One notable program that relies on HMMs is "Genie," a gene finder devised with researchers at Lawrence Berkeley National Laboratory. UCSC graduate student David Kulp, Genie's main brain, explains that it almost always pinpoints the most probable genes in a novel sequence of DNA better than any other program.

Genie may help grant the wishes of biologists such as UCSC's Manuel Ares and John Tamkun, who study yeast and fruit flies, respectively. Yeast and flies may seem like lowly lab critters. However, they serve as valuable models for many human processes, because all living things--from primitive bacteria to people--share much of the same basic genetic machinery. Ares and Tamkun hope to employ bioinformatics to compare and contrast the well-studied genes and proteins in their organisms with unknown genes arising from the Human Genome Project.

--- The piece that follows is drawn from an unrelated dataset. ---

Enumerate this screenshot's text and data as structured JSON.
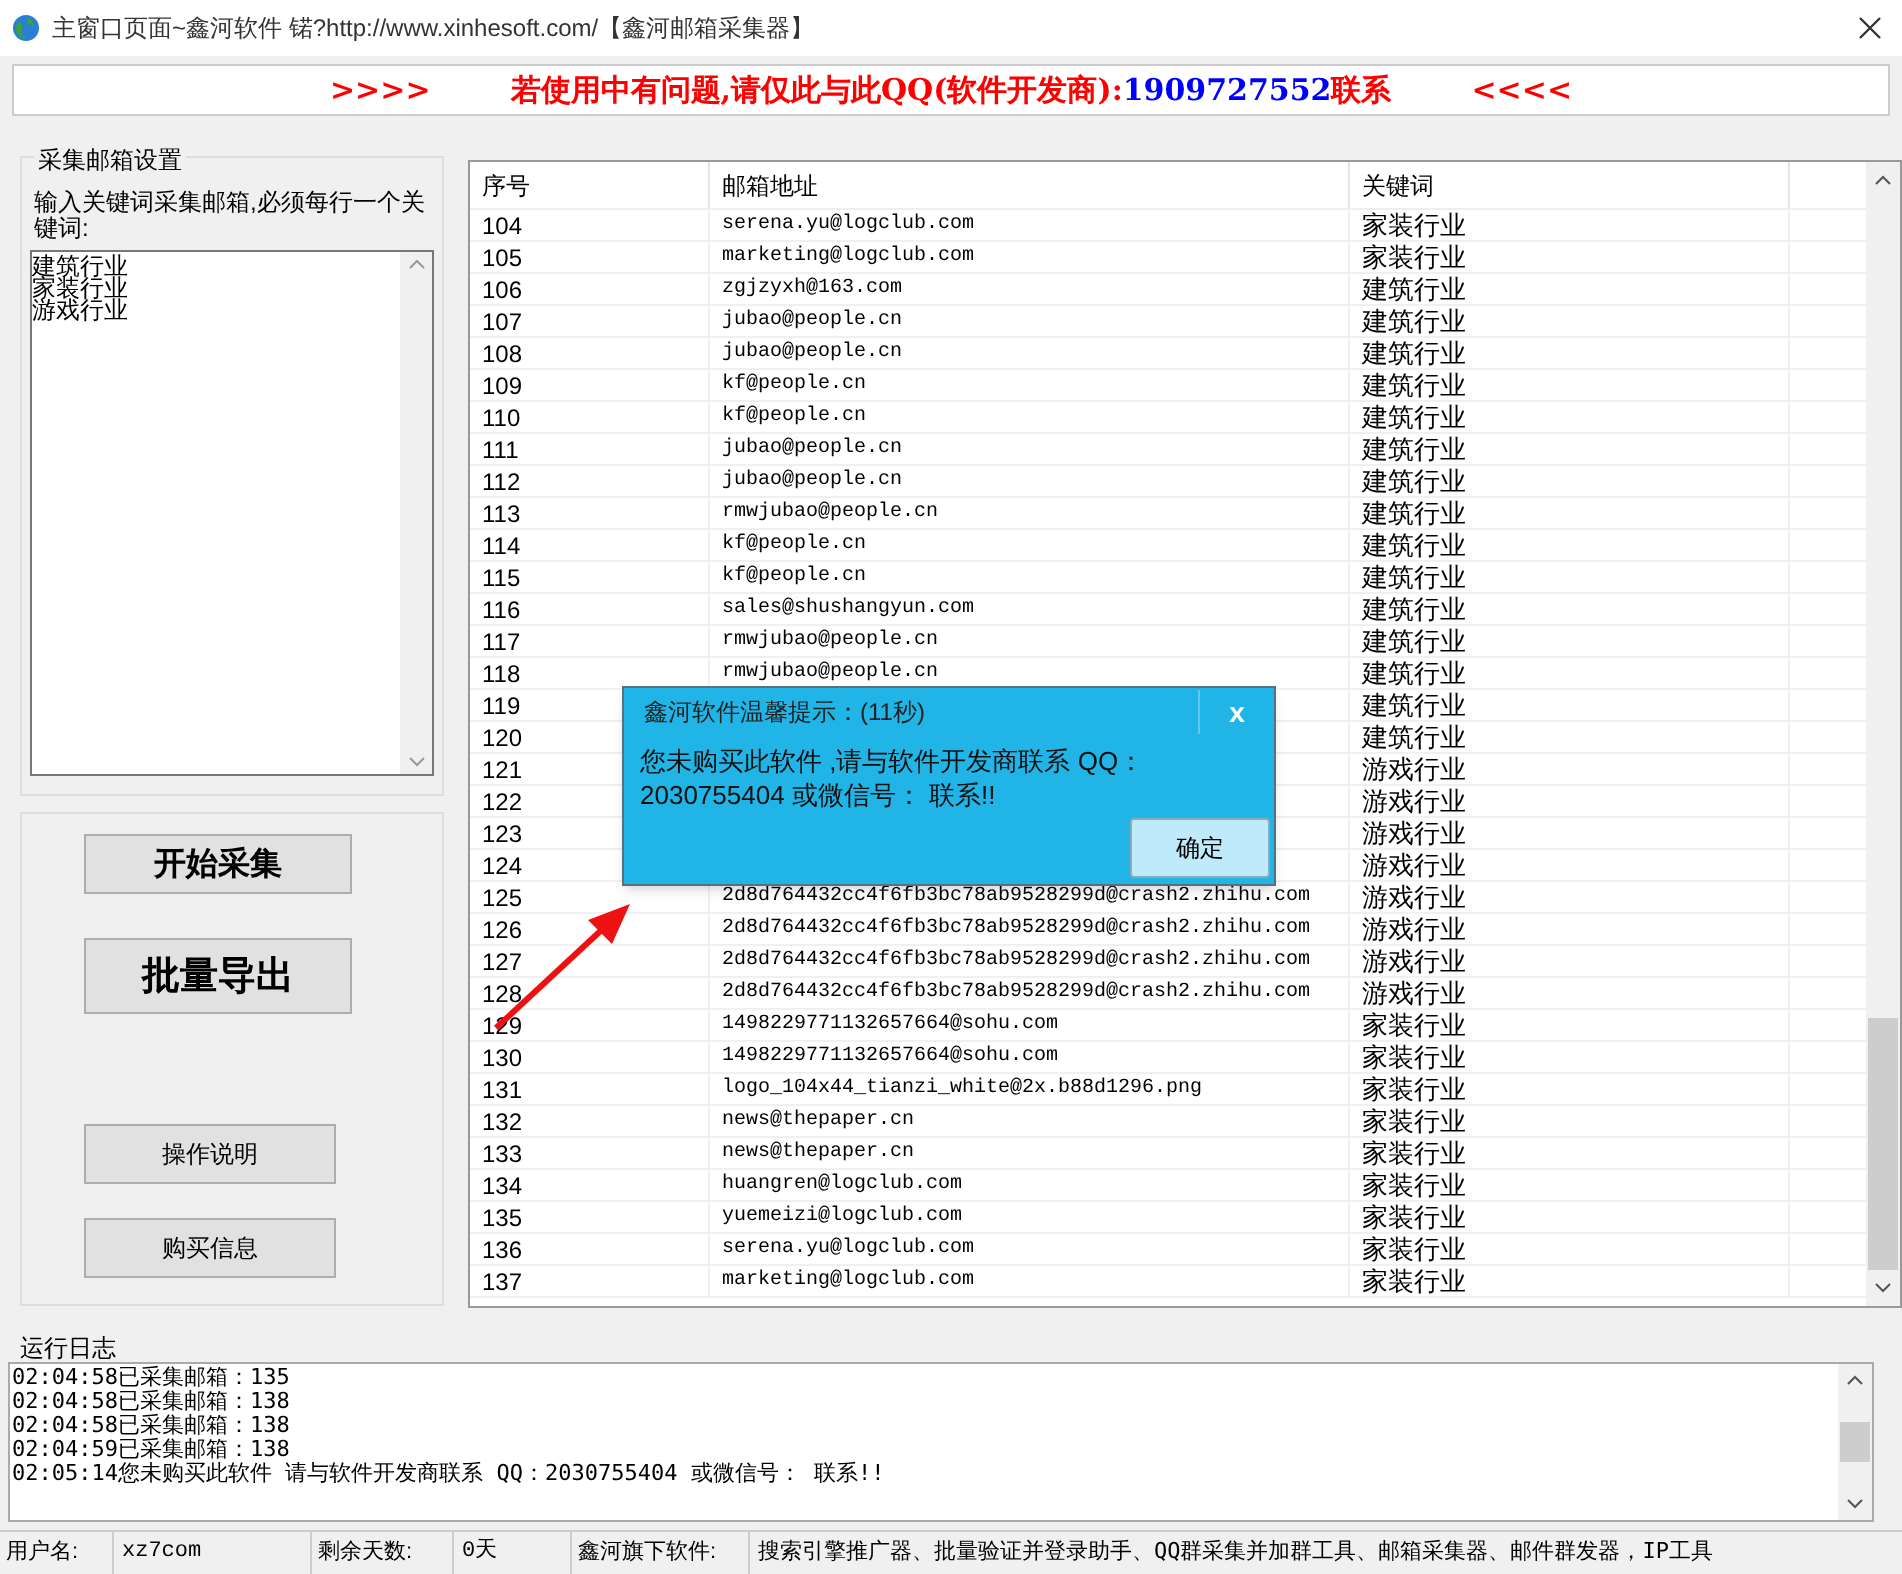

One also must know the shape of the protein that a gene encodes to grasp the gene's role in the cell. Haussler's group has made inroads into this "protein folding problem," an urgent issue in pharmaceutical research (see sidebar). Haussler collaborates with UCSC biochemists Anthony Fink and Lydia Gregoret, who probe the details of how proteins fold. In particular, bioinformatics may help them unravel the mystery of certain proteins that clump into lesions, triggering Alzheimer's and other devastating diseases.

These colleagues point out, and Haussler concurs, that bioinformatics is no panacea. Lab research by biologists and chemists will always be essential to test the predictions of computers and to see how genes and drugs work in living things. But all agree that computational tools will grow more critical as the torrent of biological data swells.

"I can't think of anything more rewarding than exploring the human genome and trying to decipher its messages," Haussler says. "It's exciting to be one of the pioneers in this area, setting the stage for the work of generations to come."

Computer engineer Richard Hughey, flanked by undergraduate David Dahle (left) and postdoctoral researcher Jeff Hirschberg, holds a prototype chip for his "Kestrel" programmable array. Kestrel will boost the speed of searching through biological databases by a factor of 100 or more. The team used computer-aided design to cram efficient processors into chips just a few millimeters square (see enlargement, above, left).

This display shows how the "Genie" computer program forages through biological sequences for genes. At top, the purple bar shows the location of a gene, correctly predicted by Genie (blue) but missed by competing programs. At bottom, Genie sifts for key strings within a sequence of DNA letters.